Senior housing construction and development are booming, mostly due to an aging baby boomer generation and increasing life-spans. Senior housing developers seeking to fund their new projects are increasingly turning to a less-costly alternative to traditional loans — EB-5 financing. The EB-5 program — administered by U.S. Citizenship and Immigration Services, a component of Department of Homeland Security, allows for the grant of green cards to foreign citizens who invest at least $500,000 in a qualifying project that is likely to create 10 or more jobs in the United States. Green cards are also issued to the investor’s spouse and unmarried children under age 21. Permanent residency is granted in two stages — a conditional residency period and, two years later, the grant of unconditional green card status as long as the investment has been sustained and treated as “at-risk,” and the required jobs have been created.
EB-5 capital can serve as part of the initial capital stack for a new venture (often as mezzanine financing) or be used to take out and repay higher-interest bridge or construction loans.
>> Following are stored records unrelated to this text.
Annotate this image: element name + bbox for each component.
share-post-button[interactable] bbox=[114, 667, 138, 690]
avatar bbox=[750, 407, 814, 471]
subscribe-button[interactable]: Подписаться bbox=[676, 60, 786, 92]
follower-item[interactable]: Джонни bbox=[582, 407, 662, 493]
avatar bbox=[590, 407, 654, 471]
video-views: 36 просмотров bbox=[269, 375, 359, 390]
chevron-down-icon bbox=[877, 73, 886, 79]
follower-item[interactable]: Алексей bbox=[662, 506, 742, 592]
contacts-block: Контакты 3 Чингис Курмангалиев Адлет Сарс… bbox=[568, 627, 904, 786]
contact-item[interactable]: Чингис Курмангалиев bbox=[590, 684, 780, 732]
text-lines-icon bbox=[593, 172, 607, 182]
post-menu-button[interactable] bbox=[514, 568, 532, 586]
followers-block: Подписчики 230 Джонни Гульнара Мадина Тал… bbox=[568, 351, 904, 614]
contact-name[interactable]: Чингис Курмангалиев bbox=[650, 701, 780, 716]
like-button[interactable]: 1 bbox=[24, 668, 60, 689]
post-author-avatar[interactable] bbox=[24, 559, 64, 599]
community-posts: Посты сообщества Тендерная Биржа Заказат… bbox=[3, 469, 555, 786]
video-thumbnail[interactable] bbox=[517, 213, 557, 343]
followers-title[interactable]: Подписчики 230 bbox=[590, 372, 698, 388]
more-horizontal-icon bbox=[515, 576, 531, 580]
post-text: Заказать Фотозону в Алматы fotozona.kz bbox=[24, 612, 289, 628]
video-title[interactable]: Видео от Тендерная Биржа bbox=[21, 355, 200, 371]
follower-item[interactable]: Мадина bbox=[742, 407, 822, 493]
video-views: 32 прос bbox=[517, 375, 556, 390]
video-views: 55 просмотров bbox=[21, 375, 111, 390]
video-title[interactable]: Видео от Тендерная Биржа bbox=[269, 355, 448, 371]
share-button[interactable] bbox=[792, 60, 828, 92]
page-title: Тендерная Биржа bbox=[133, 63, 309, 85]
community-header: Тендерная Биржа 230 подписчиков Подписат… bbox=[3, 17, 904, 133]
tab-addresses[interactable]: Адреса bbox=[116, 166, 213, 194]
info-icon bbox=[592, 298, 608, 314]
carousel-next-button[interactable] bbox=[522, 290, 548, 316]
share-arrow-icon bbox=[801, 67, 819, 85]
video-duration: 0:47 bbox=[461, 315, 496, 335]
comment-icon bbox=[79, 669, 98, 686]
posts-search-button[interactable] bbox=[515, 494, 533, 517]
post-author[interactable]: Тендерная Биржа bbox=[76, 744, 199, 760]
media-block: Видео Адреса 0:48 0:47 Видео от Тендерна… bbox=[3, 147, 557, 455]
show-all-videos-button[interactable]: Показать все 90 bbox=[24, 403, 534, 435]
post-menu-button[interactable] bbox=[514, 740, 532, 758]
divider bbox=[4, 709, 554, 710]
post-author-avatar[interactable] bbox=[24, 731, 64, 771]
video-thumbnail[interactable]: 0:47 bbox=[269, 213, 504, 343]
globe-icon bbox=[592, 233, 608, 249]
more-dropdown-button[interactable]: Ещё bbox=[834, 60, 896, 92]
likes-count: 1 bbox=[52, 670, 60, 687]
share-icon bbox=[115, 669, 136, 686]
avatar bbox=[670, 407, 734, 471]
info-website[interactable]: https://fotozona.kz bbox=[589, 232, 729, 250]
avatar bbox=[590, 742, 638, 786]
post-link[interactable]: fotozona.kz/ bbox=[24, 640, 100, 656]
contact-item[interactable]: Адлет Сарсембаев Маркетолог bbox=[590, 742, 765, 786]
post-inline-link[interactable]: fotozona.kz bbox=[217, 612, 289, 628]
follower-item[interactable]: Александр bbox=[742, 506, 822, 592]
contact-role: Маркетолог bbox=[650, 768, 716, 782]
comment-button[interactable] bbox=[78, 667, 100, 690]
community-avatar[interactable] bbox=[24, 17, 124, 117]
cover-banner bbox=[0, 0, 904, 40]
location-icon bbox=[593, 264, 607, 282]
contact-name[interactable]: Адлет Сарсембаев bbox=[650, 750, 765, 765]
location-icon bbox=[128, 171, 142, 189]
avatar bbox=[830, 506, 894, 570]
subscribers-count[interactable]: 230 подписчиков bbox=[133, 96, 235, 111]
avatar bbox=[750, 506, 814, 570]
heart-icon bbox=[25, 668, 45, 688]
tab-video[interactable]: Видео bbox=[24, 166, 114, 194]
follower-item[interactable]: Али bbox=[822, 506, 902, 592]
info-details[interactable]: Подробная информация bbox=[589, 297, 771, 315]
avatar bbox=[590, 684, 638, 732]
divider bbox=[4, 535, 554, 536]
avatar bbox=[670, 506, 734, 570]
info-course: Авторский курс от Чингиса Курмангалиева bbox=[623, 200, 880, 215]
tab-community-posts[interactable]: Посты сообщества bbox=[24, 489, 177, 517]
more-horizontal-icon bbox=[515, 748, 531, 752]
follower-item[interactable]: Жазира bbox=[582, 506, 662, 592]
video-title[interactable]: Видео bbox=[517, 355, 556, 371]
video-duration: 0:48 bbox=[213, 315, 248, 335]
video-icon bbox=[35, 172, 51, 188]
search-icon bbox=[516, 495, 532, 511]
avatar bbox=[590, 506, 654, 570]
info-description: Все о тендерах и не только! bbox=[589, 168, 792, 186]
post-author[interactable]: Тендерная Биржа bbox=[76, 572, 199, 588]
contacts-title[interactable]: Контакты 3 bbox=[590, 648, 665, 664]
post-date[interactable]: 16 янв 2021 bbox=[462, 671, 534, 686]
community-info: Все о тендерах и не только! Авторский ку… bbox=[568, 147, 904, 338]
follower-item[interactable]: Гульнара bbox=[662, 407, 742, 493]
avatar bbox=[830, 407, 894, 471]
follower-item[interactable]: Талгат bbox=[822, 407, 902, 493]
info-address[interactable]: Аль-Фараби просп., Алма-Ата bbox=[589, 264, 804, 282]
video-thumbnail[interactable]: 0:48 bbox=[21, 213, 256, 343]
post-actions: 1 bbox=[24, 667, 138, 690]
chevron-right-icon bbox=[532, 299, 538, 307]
The Nuts and Bolts of the EB-5 Program:
There are two main methods of EB-5 investment – direct investing into the new commercial enterprise or investment through a regional center (i.e., an entity approved by the federal government to be involved in the EB-5 Program and the promotion of economic growth and job creation in a geographic area). Under the direct investment program, immigrant investors may only count direct jobs created for employees issued IRS Form W-2 by the “new commercial enterprise.” However, under the regional center investment model, investors are allowed to count direct, indirect and induced jobs. Although the regional center program is set to sunset on September 30, 2016, there is wide consensus that Congress will continue to extend the program because it provides jobs for U.S. workers and generates federal, state and local tax revenues. Also likely will be the inclusion in future EB-5 legislation of additional “integrity measures,” which would enhance investor protection and promote national security, while clarifying eligibility criteria. The direct EB-5 program, however, is not subject to reauthorization and thus will not sunset.